Busted: The relationship between employer and employee is primarily a contractual one governed by the terms and conditions agreed between them and usually contained in an offer letter or written contract of employment.

These are known as express terms. In addition, employees have a large number of rights and restrictions from legislation, as well as terms that are implied into their contracts, which are known as implied terms.

They may also be subject to other terms and agreements that have been collectively agreed with a union or representative body.

The employment contract does not have to be in writing. However, employees (rather than workers) are entitled to a written statement of their main employment terms within two months of starting work unless their employment is for a month or less. This statement is sometimes referred to as a Section 1 Statement.

It goes without saying that the best evidence of a binding agreement is a written contract signed by both parties. But, even if an employee has not signed the contract, the terms may be accepted if the parties have otherwise acted consistently with the contract – unless, of course, the employee has made it clear that he or she objects to a particular clause.
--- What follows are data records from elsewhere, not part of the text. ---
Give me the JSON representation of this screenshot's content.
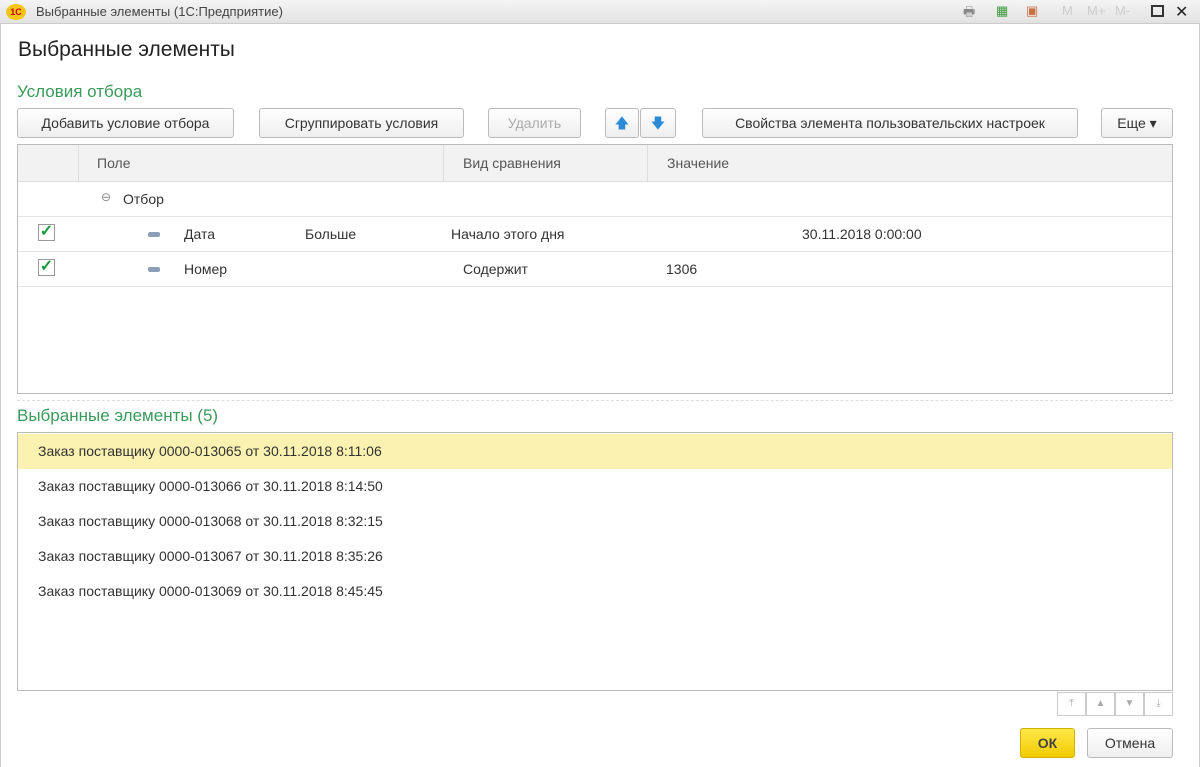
{
  "window": {
    "title": "Выбранные элементы  (1С:Предприятие)",
    "logo": "1С",
    "m": "M",
    "mplus": "M+",
    "mminus": "M-",
    "close": "✕"
  },
  "page_title": "Выбранные элементы",
  "filter": {
    "section_title": "Условия отбора",
    "buttons": {
      "add": "Добавить условие отбора",
      "group": "Сгруппировать условия",
      "delete": "Удалить",
      "up": "🡅",
      "down": "🡇",
      "properties": "Свойства элемента пользовательских настроек",
      "more": "Еще ▾"
    },
    "columns": [
      "Поле",
      "Вид сравнения",
      "Значение"
    ],
    "group_label": "Отбор",
    "rows": [
      {
        "field": "Дата",
        "comparison": "Больше",
        "value": "Начало этого дня",
        "extra": "30.11.2018 0:00:00",
        "checked": true
      },
      {
        "field": "Номер",
        "comparison": "Содержит",
        "value": "1306",
        "checked": true
      }
    ]
  },
  "selected": {
    "section_title": "Выбранные элементы (5)",
    "items": [
      "Заказ поставщику 0000-013065 от 30.11.2018 8:11:06",
      "Заказ поставщику 0000-013066 от 30.11.2018 8:14:50",
      "Заказ поставщику 0000-013068 от 30.11.2018 8:32:15",
      "Заказ поставщику 0000-013067 от 30.11.2018 8:35:26",
      "Заказ поставщику 0000-013069 от 30.11.2018 8:45:45"
    ]
  },
  "footer": {
    "ok": "ОК",
    "cancel": "Отмена"
  }
}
To avoid potential arguments about the enforceability of a particular clause or term in a contract of employment we recommend:

  • You send out contracts of employment to new members of staff as soon as they have accepted an unconditional job offer and ask them to return these to you duly signed before their first day of work.
  • If the new starter does not return the contract by the time they start work, they should be reminded of the need to return it and you should chase them again if they do not return it within say a week.
  • If the contract is still not signed, ask the employee if they have any comments or object to any of the clauses and make a note of what they say. If they do have objections, you will need to address these, but an employer does not have to make any changes.
  • Do not sign off the employee’s probationary period until the contract is signed and returned to you.

If you change the terms and conditions of any existing member of staff, you should also make sure that these are set out in a new contract (or in a letter) and have been signed, particularly if the contract includes new restrictive covenants.

Restrictive covenants should reflect the employee’s new role and will only be enforced if they are reasonable and the employee has consented to them.

If you don’t have a signature on the contract, it will be much more difficult to assert that the employee consented to post-termination restrictions even if he/she continues to work for you.